In 2016, Norment produced artworks and performances for the venues including the Montréal Biennial and the Koch-Muziris Biennial in India, premiered a new drawing series in the Pushkin Museum in Moscow, produced a solo exhibition and new composition for performance in the Festspillene Festival in Bergen, and a commissioned performance for the Armory in New York amongst other new contributions.
A recent span of her extensive international exhibition, performance, and permanent public artwork credits also includes: Jazzhouse, Copenhagen (2016); Lisboa Soa (2016); an outdoor surround sound broadcast feature at Art Basel Miami (2015); Ultima Contemporary Music Festival (2015); exhibition and performance in the Museum of Modern Art, New York (2013); a commissioned artwork and performance for the Museum of Contemporary Art, Oslo (2012); Henie Onstad Art Center (2011 permanent sound installation); Liste Young Art Fair (2009); and the Thessaloniki Biennial, Greece (2007).
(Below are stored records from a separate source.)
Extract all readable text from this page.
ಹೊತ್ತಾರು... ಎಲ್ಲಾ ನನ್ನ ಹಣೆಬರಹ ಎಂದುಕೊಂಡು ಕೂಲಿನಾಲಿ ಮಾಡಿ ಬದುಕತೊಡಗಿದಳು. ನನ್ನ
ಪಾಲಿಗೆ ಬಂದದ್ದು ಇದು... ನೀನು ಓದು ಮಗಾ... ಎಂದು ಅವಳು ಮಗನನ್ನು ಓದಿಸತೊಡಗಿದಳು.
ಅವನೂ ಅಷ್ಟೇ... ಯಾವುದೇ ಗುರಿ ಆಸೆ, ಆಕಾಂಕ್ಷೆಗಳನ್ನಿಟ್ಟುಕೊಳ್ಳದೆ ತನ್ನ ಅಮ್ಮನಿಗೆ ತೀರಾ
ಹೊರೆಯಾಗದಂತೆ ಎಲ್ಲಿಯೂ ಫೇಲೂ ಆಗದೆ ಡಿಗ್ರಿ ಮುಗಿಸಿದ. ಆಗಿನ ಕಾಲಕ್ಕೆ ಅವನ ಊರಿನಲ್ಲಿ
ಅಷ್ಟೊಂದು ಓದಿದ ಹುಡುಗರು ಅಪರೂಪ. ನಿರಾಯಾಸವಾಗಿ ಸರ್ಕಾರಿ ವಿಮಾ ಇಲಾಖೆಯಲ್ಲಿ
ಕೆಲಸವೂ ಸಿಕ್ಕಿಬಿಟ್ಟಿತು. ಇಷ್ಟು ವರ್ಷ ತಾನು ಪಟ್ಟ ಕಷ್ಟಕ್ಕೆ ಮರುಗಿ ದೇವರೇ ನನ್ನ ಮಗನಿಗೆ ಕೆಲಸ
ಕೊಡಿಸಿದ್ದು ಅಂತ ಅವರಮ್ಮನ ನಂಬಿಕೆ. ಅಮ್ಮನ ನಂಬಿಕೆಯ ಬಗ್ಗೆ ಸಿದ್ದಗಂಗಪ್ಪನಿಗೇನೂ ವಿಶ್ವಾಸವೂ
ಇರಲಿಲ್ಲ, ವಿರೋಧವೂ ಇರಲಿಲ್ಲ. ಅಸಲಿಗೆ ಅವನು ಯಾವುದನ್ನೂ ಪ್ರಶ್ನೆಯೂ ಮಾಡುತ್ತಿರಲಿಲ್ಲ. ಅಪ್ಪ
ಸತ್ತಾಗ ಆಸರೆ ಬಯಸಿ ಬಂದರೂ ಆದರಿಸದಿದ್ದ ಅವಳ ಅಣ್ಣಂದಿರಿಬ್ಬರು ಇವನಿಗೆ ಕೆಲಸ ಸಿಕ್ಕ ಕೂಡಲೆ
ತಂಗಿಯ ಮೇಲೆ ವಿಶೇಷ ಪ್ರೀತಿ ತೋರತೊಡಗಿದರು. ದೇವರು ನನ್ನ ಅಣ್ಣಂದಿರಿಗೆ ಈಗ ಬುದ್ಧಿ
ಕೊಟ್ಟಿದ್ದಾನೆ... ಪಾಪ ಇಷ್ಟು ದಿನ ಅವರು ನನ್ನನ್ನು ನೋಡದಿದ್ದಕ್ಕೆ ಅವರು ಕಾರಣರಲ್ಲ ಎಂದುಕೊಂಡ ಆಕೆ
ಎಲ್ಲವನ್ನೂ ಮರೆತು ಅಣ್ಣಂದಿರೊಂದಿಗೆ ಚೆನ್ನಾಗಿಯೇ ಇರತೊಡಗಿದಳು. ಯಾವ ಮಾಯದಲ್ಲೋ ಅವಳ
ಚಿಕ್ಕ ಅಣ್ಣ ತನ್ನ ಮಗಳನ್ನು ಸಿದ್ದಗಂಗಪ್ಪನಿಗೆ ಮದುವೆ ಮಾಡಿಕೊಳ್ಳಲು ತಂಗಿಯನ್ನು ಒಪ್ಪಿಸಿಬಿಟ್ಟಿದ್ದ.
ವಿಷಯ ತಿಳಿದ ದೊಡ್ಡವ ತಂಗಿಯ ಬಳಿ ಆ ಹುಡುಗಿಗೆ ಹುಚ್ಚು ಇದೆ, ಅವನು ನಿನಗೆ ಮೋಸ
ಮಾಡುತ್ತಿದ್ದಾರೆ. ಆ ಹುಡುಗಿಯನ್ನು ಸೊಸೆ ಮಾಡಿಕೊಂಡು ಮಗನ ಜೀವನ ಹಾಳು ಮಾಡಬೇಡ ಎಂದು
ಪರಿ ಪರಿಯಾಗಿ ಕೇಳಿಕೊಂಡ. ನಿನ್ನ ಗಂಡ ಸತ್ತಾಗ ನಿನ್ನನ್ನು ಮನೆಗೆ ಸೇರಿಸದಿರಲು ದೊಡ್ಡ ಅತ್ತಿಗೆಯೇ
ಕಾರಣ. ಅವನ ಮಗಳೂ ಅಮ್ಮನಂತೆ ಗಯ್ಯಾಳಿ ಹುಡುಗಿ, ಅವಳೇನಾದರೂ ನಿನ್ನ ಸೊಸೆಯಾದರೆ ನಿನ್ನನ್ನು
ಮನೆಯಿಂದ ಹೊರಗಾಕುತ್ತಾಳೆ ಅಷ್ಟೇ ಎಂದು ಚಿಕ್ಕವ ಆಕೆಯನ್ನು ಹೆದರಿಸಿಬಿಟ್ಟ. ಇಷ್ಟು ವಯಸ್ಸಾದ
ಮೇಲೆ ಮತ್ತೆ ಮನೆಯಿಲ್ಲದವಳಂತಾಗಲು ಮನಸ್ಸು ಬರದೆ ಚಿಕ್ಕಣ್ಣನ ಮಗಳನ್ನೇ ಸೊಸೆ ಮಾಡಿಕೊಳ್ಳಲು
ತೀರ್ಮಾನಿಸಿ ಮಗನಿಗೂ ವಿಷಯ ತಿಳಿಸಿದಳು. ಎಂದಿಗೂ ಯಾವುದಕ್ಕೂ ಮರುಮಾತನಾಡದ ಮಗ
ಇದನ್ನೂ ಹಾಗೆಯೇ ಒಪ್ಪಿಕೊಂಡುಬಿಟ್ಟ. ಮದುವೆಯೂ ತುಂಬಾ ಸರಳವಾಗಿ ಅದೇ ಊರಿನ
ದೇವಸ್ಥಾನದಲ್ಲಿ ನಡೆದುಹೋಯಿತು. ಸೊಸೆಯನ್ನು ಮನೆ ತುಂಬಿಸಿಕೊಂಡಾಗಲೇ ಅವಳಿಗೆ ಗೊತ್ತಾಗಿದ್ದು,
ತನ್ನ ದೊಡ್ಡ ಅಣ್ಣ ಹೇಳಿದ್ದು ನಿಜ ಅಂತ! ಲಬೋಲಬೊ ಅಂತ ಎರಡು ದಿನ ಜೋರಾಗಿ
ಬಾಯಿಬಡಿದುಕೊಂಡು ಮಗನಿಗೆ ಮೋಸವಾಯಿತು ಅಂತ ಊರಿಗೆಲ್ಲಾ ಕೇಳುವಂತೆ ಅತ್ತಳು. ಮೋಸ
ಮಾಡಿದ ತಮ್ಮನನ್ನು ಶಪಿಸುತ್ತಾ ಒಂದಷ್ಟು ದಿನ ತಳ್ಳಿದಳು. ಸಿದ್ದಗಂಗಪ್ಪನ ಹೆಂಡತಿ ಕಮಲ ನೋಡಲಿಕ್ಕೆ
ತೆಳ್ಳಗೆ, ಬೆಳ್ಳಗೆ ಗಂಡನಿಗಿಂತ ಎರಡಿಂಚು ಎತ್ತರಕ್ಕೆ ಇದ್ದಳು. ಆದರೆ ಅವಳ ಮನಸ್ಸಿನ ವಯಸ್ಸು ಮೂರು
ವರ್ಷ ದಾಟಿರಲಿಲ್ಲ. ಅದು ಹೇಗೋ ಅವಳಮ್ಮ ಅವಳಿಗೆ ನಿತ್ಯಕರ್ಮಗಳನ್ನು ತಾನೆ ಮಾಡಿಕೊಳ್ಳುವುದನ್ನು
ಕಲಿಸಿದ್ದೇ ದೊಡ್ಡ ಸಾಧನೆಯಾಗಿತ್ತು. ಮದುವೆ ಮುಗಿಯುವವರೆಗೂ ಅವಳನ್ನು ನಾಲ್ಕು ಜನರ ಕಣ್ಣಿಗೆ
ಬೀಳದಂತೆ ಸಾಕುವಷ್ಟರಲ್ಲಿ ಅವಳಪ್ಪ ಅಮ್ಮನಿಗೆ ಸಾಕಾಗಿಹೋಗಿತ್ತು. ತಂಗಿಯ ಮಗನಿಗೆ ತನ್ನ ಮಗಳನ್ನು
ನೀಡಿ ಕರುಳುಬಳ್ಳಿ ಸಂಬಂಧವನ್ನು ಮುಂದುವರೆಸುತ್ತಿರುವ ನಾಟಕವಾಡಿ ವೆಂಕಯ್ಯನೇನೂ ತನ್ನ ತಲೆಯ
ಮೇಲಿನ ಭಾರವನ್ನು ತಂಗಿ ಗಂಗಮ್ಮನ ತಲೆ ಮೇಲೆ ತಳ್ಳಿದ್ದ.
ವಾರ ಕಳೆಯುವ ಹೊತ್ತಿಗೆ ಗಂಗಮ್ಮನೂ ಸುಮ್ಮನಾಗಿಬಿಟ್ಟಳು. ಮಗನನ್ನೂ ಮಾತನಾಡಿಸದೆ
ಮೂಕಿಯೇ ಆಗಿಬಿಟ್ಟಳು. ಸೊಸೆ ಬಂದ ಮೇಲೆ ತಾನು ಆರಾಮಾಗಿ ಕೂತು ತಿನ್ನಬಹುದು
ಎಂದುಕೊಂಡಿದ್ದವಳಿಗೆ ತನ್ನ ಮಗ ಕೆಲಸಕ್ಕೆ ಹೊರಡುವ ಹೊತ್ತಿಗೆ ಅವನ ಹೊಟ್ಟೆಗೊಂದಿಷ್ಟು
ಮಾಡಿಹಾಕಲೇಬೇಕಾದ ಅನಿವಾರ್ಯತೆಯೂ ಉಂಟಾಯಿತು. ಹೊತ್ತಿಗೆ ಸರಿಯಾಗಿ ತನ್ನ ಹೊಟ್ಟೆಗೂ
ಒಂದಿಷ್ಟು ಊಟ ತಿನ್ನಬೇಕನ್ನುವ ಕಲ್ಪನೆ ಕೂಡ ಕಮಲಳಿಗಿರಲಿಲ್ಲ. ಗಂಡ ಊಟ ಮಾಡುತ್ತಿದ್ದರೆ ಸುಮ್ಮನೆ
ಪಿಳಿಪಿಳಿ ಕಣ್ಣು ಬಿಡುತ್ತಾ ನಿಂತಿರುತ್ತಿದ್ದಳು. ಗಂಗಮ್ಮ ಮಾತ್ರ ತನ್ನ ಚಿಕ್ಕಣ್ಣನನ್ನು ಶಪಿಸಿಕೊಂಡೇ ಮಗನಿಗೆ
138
Norment’s work has been written about in periodicals such as Art Forum, Art in America, The New York Times, Kunst Kritikk, Aftenposten, featured in The Wire Magazine, and numerous other international texts. Camille Norment has been featured in several recordings and her work has been broadcast in radio features including NPR in the U.S., Norway's NRK radio, and the UK's BBC.
Academy Lectures features key speakers and positions in contemporary art and culture. It was initiated and first organized by professor Susanne M Winterling. Emphasizing dialogue, the Academy of Fine Art reaches to a public inside and outside the Academy.